Q.How to protect an asthma patient from respirotory viral infectons?
A.The precautions that can be taken include following good, general health practices such as getting plenty of sleep, eating a balanced diet, getting regular physical activity, drinking plenty of fluids, avoiding situations where people may be sick, and promptly taking care of any colds or infections that do occur.
Q.Should an asthma patient participate in physical exertion activities ?
A.All asthma patients should participate in regular physical activity, in spite of the fact that exercise itself can induce an atack. One should start off at a comfortable level and work progressively toward more difficult levels of strength and endurance. When the patient is unwell or in a pollen season or in very cold weather, special precautions may be needed.

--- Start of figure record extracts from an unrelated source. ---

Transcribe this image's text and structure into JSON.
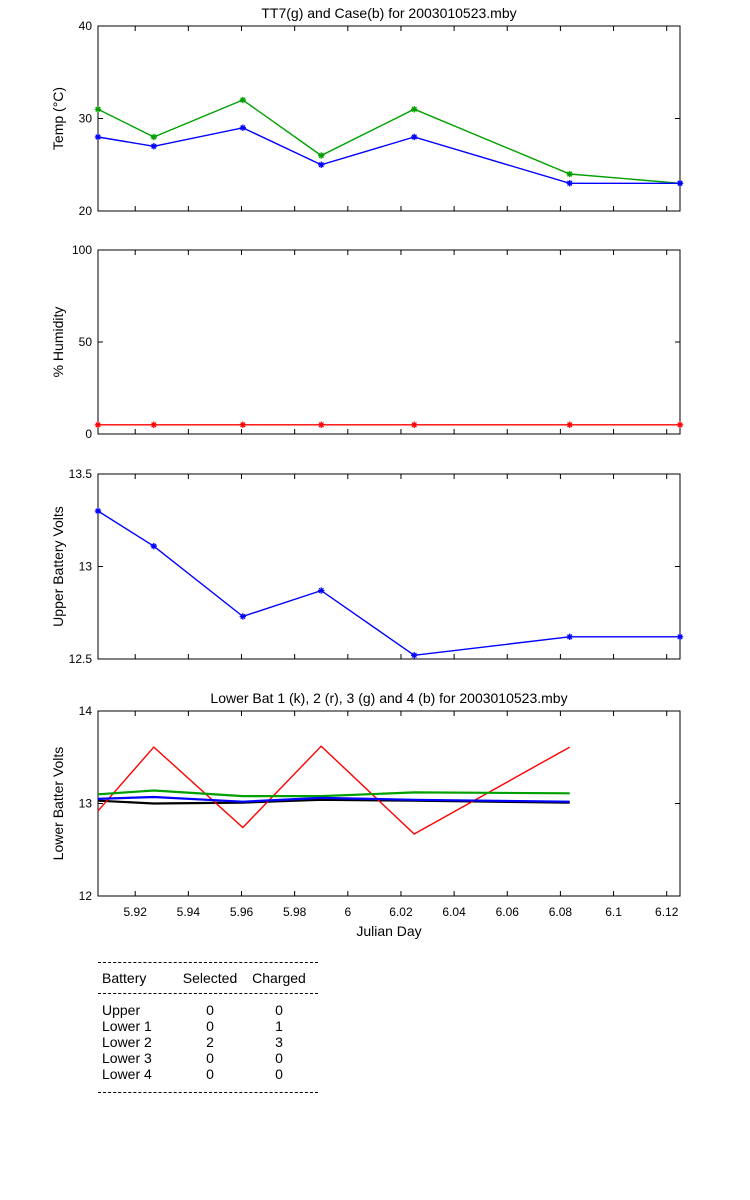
{
  "chart_data": [
    {
      "type": "line",
      "title": "TT7(g) and Case(b) for 2003010523.mby",
      "xlabel": "",
      "ylabel": "Temp  (°C)",
      "xlim": [
        5.906,
        6.125
      ],
      "ylim": [
        20,
        40
      ],
      "yticks": [
        "20",
        "30",
        "40"
      ],
      "grid": false,
      "series": [
        {
          "color": "#00a000",
          "marker": "*",
          "x": [
            5.906,
            5.927,
            5.9605,
            5.99,
            6.025,
            6.0835,
            6.125
          ],
          "values": [
            31,
            28,
            32,
            26,
            31,
            24,
            23
          ]
        },
        {
          "color": "#0000ff",
          "marker": "*",
          "x": [
            5.906,
            5.927,
            5.9605,
            5.99,
            6.025,
            6.0835,
            6.125
          ],
          "values": [
            28,
            27,
            29,
            25,
            28,
            23,
            23
          ]
        }
      ]
    },
    {
      "type": "line",
      "title": "",
      "xlabel": "",
      "ylabel": "% Humidity",
      "xlim": [
        5.906,
        6.125
      ],
      "ylim": [
        0,
        100
      ],
      "yticks": [
        "0",
        "50",
        "100"
      ],
      "grid": false,
      "series": [
        {
          "color": "#ff0000",
          "marker": "*",
          "x": [
            5.906,
            5.927,
            5.9605,
            5.99,
            6.025,
            6.0835,
            6.125
          ],
          "values": [
            5,
            5,
            5,
            5,
            5,
            5,
            5
          ]
        }
      ]
    },
    {
      "type": "line",
      "title": "",
      "xlabel": "",
      "ylabel": "Upper Battery Volts",
      "xlim": [
        5.906,
        6.125
      ],
      "ylim": [
        12.5,
        13.5
      ],
      "yticks": [
        "12.5",
        "13",
        "13.5"
      ],
      "grid": false,
      "series": [
        {
          "color": "#0000ff",
          "marker": "*",
          "x": [
            5.906,
            5.927,
            5.9605,
            5.99,
            6.025,
            6.0835,
            6.125
          ],
          "values": [
            13.3,
            13.11,
            12.73,
            12.87,
            12.52,
            12.62,
            12.62
          ]
        }
      ]
    },
    {
      "type": "line",
      "title": "Lower Bat 1 (k), 2 (r), 3 (g) and 4 (b) for 2003010523.mby",
      "xlabel": "Julian Day",
      "ylabel": "Lower Batter Volts",
      "xlim": [
        5.906,
        6.125
      ],
      "ylim": [
        12,
        14
      ],
      "yticks": [
        "12",
        "13",
        "14"
      ],
      "xticks": [
        "5.92",
        "5.94",
        "5.96",
        "5.98",
        "6",
        "6.02",
        "6.04",
        "6.06",
        "6.08",
        "6.1",
        "6.12"
      ],
      "grid": false,
      "series": [
        {
          "color": "#000000",
          "marker": "",
          "x": [
            5.906,
            5.927,
            5.9605,
            5.99,
            6.025,
            6.0835
          ],
          "values": [
            13.03,
            13.0,
            13.01,
            13.04,
            13.03,
            13.01
          ]
        },
        {
          "color": "#ff0000",
          "marker": "",
          "x": [
            5.906,
            5.927,
            5.9605,
            5.99,
            6.025,
            6.0835
          ],
          "values": [
            12.92,
            13.61,
            12.74,
            13.62,
            12.67,
            13.61
          ]
        },
        {
          "color": "#00a000",
          "marker": "",
          "x": [
            5.906,
            5.927,
            5.9605,
            5.99,
            6.025,
            6.0835
          ],
          "values": [
            13.1,
            13.14,
            13.08,
            13.08,
            13.12,
            13.11
          ]
        },
        {
          "color": "#0000ff",
          "marker": "",
          "x": [
            5.906,
            5.927,
            5.9605,
            5.99,
            6.025,
            6.0835
          ],
          "values": [
            13.05,
            13.07,
            13.02,
            13.06,
            13.04,
            13.02
          ]
        }
      ]
    }
  ],
  "table": {
    "headers": [
      "Battery",
      "Selected",
      "Charged"
    ],
    "rows": [
      [
        "Upper",
        "0",
        "0"
      ],
      [
        "Lower 1",
        "0",
        "1"
      ],
      [
        "Lower 2",
        "2",
        "3"
      ],
      [
        "Lower 3",
        "0",
        "0"
      ],
      [
        "Lower 4",
        "0",
        "0"
      ]
    ]
  }
}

With the proper medications and understanding of one’s own abilities, there is no reason why asthma should handicap a person’s physical involvement.
Several Olympic athletes have had asthma and have won world class competitions. The key to enjoyment and mastery over physical activities is by gradual learning of your limits and having good medical advice about medication and general asthma management.
Q.Any recommendations about exercise in children with asthma?
A.If the child feels an attack coming on after exercise in the school, she /he should be allowed to stop and rest and to follow other self- management steps. It is importanat for the teacher to understand that “short burst” sports are well tolerrated by children with asthma, while sustained exertion, such as running laps, is potentially dangerous.
Swimming is excellent physical exercise for people with asthma. Any physical activity that a person desires to try, should be tried with the normal precautions and provisions for attack management in case it is needed.